Outra maneira complementar de identificar essas situações é o uso do aplicativo GVA de Igual para Igual, desenvolvida pela direção do Instituto Valenciano das Mulheres e pela Igualdade de Gênero, da Espanha. O app propõe ajudar jovens a detectar as primeiras fases de atitudes machistas e a identificar essas condutas, assim como a desmontar sua principal estratégia, que é a normalização.

A diretora do instituto, María Such, explica que os micro-machismos são, frequentemente, “práticas inconscientes, atuam por acumulação e tendem a perpetuar uma distribuição injusta de direitos e oportunidades entre homens e mulheres”. Ela ainda alerta que “essas relações desiguais também se dão entre jovens, quando estão construindo as primeiras relações de casal”.

Situações de perigo

Dentro do escritório numa sexta-feira, no caminho para o transporte público ou em uma viagem de trabalho – todas essas situações representam cenários de vulnerabilidade para as mulheres que podem sofrir um assédio ou agressões sexuais, por exemplo. Uma maneira de se proteger desses ataques pode ser com o aplicativo Gwen Alert, desenvolvido pela Global Women’s Empowerment Network e que avisa a cinco contatos selecionados que sua usuária está em perigo.

Parece um exagero? Basta olharmos as estatísticas. Mais da metade das mulheres do Reino Unido sofreu abuso sexual no ambiente de trabalho, segundo um estudo realizado por pesquisadores do Trade Union Congress em conjunto com o projeto Everyday Sexism. Os resultados mostraram que 52% das mulheres tinham sido vítimas de comportamento indesejável no trabalho, incluindo molestamentos, comentários sobre seus corpos e brincadeiras inadequadas.

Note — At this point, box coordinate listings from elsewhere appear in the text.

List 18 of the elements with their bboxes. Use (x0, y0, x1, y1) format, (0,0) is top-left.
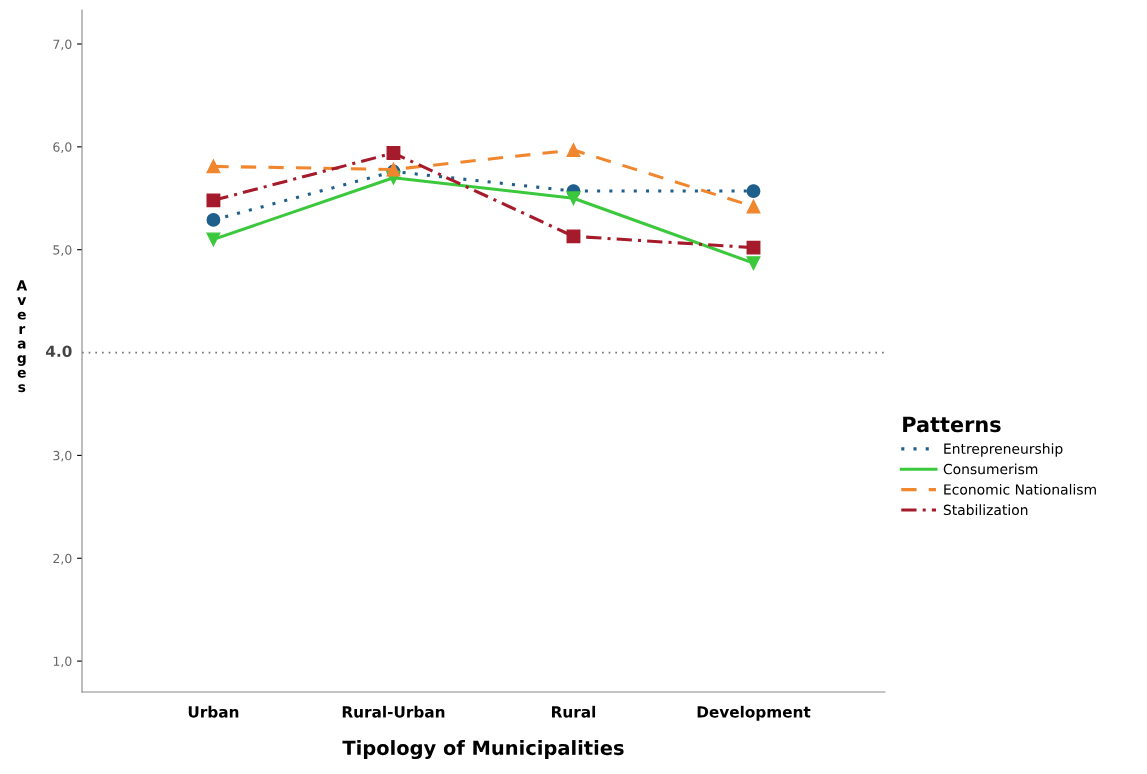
y-tick-label: 5,0 (53, 245, 72, 256)
x-axis-title: Tipology of Municipalities (342, 740, 624, 760)
y-tick-label: 2,0 (53, 553, 72, 565)
y-tick-label: 3,0 (53, 450, 72, 462)
y-axis-title: Averages (16, 280, 28, 393)
legend-label: Entrepreneurship (944, 443, 1063, 457)
x-tick-label: Rural (552, 705, 596, 718)
x-tick-label: Rural-Urban (342, 705, 445, 718)
ref-line-label: 4.0 (46, 345, 72, 357)
y-tick-label: 1,0 (53, 656, 72, 668)
x-tick-label: Urban (188, 705, 239, 718)
legend-label: Consumerism (943, 463, 1038, 475)
y-tick-label: 6,0 (53, 142, 72, 154)
legend-label: Stabilization (943, 504, 1028, 516)
x-tick-label: Development (697, 705, 811, 721)
legend-title: Patterns (903, 416, 1001, 433)
legend-label: Economic Nationalism (944, 483, 1096, 495)
y-tick-label: 7,0 (53, 39, 72, 51)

Entre as mulheres de 16 a 24 anos, a proporção de casos de abuso sexual sobe para 63%. Uma agressão desse tipo leva as vítimas a recorrer a tratamento psicoterapêutico ou com medicamentos pois, na maioria das vezes, apresentam sintomas de ansiedade e depressão como resultado da agressão.

Para Foronda, um recurso que “funciona muito bem” em empresas são os planos de igualdade. Ela também insiste que as empresas com mais de 200 funcionários deveriam ter um plano “por lei” e que “é preciso exigir um, porque afinal é algo positivo para todos, apesar de alguns terem dificuldades em ceder seus privilégios por terem nascido com eles”.

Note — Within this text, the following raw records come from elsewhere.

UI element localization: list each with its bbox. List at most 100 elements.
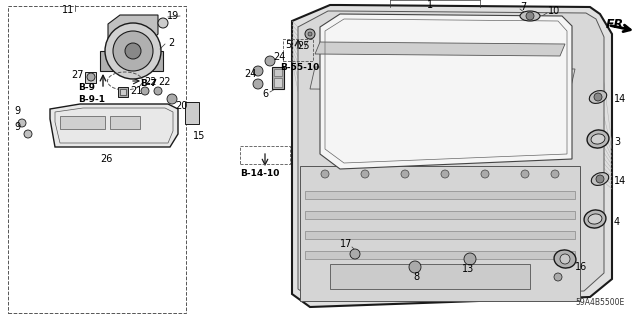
Bar	[272, 67, 284, 89]
Circle shape	[105, 23, 161, 79]
Circle shape	[350, 249, 360, 259]
Text: B-14-10: B-14-10	[240, 169, 280, 179]
Bar	[305, 251, 575, 259]
Polygon shape	[298, 11, 604, 301]
Bar	[85, 72, 96, 83]
Ellipse shape	[591, 134, 605, 144]
Text: 2: 2	[168, 38, 174, 48]
Circle shape	[594, 93, 602, 101]
Text: B-9: B-9	[78, 83, 95, 92]
Text: 5: 5	[285, 40, 291, 50]
Text: 4: 4	[614, 217, 620, 227]
Polygon shape	[320, 14, 572, 169]
Ellipse shape	[554, 250, 576, 268]
Bar	[305, 191, 575, 199]
Circle shape	[464, 253, 476, 265]
Circle shape	[158, 18, 168, 28]
Bar	[305, 231, 575, 239]
Circle shape	[308, 32, 312, 36]
Text: FR.: FR.	[606, 18, 629, 31]
Text: 25: 25	[297, 41, 310, 51]
Ellipse shape	[587, 130, 609, 148]
Text: B-55-10: B-55-10	[280, 63, 319, 71]
Bar	[120, 89, 126, 95]
Text: 9: 9	[14, 106, 20, 116]
Ellipse shape	[591, 173, 609, 185]
Text: 7: 7	[520, 2, 526, 12]
Text: 27: 27	[71, 70, 83, 80]
Circle shape	[596, 175, 604, 183]
Bar	[110, 116, 140, 129]
Circle shape	[167, 94, 177, 104]
Text: 10: 10	[548, 6, 560, 16]
Circle shape	[141, 87, 149, 95]
Text: 22: 22	[158, 77, 170, 87]
Circle shape	[321, 170, 329, 178]
Circle shape	[24, 130, 32, 138]
Text: 22: 22	[144, 77, 157, 87]
Polygon shape	[292, 5, 612, 307]
Circle shape	[361, 170, 369, 178]
Text: 15: 15	[193, 131, 205, 141]
Polygon shape	[100, 51, 115, 71]
Polygon shape	[315, 42, 565, 56]
Text: 14: 14	[614, 94, 627, 104]
Text: 21: 21	[130, 86, 142, 96]
Circle shape	[409, 261, 421, 273]
Circle shape	[113, 31, 153, 71]
Circle shape	[521, 170, 529, 178]
Circle shape	[125, 43, 141, 59]
Bar	[185, 102, 199, 124]
Text: 16: 16	[575, 262, 588, 272]
Text: 6: 6	[262, 89, 268, 99]
Text: 14: 14	[614, 176, 627, 186]
Text: 17: 17	[340, 239, 353, 249]
Polygon shape	[108, 15, 158, 47]
Polygon shape	[310, 67, 575, 91]
Text: 24: 24	[273, 52, 285, 62]
Circle shape	[18, 119, 26, 127]
Ellipse shape	[589, 91, 607, 103]
Circle shape	[481, 170, 489, 178]
Circle shape	[253, 66, 263, 76]
Polygon shape	[148, 51, 163, 71]
Circle shape	[526, 12, 534, 20]
Circle shape	[441, 170, 449, 178]
Bar	[60, 116, 105, 129]
Text: 59A4B5500E: 59A4B5500E	[575, 298, 624, 307]
Bar	[8, 6, 186, 313]
Bar	[118, 87, 128, 97]
Polygon shape	[50, 104, 178, 147]
Circle shape	[87, 73, 95, 81]
Ellipse shape	[588, 214, 602, 224]
Bar	[300, 166, 580, 301]
Bar	[305, 211, 575, 219]
Bar	[240, 146, 290, 164]
Circle shape	[265, 56, 275, 66]
Circle shape	[253, 79, 263, 89]
Circle shape	[551, 170, 559, 178]
Circle shape	[554, 273, 562, 281]
Bar	[283, 39, 313, 61]
Circle shape	[401, 170, 409, 178]
Text: 20: 20	[175, 101, 188, 111]
Circle shape	[560, 254, 570, 264]
Text: 11: 11	[62, 5, 74, 15]
Bar	[330, 264, 530, 289]
Text: 8: 8	[413, 272, 419, 282]
Text: 19: 19	[167, 11, 179, 21]
Circle shape	[305, 29, 315, 39]
Circle shape	[154, 87, 162, 95]
Text: 9: 9	[14, 122, 20, 132]
Bar	[274, 69, 282, 76]
Text: 1: 1	[427, 0, 433, 10]
Text: B-7: B-7	[140, 78, 157, 87]
Bar	[274, 78, 282, 87]
Ellipse shape	[584, 210, 606, 228]
Text: 24: 24	[244, 69, 257, 79]
Text: 26: 26	[100, 154, 113, 164]
Text: 3: 3	[614, 137, 620, 147]
Ellipse shape	[520, 11, 540, 21]
Text: B-9-1: B-9-1	[78, 94, 105, 103]
Text: 13: 13	[462, 264, 474, 274]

NEM HISTÉRICAS, NEM MANDONAS

É fácil pensar que a tecnologia é apenas uma arma a mais com as quais lutar contra o sexismo em todos os âmbitos das sociedades modernas. As soluções para dar visibilidade ao problema do machismo no trabalho em forma de aplicativos de celular são uma excelente notícia, não?

Mas assim como devemos comemorar a expansão de soluções, também devemos estar alertas para o uso perverso dessas novas plataformas. Fredrick e PMS Buddy são dois exemplos de aplicativos projetados para alertar os homens sobre quando uma mulher está a ponto de ficar menstruada. A ideia é que o parceiro, colega de trabalho ou qualquer outro homem que interaja com ela diariamente possa o evitar o "horror" de ter que se relacionar com alguém nos dias de TPM. Infelizmente não surpreende que esses aplicativos passem do filtro de qualidade de lojas como a Apple App Store.

Uma pesquisa sobre sexismo realizada no Vale do Silício, chamada The Elephant in the Valley, mostra que 84% das mulheres – cuja maioria ocupa altos cargos no setor de tecnologia – foram acusadas de serem demasiadamente agressivas por seus colegas de trabalho. Isso dá credibilidade à noção de que, em geral, as mulheres são desproporcionalmente acusadas de serem "histéricas" e "mandonas" enquanto os homens são considerados bons líderes por possuírem os mesmos traços.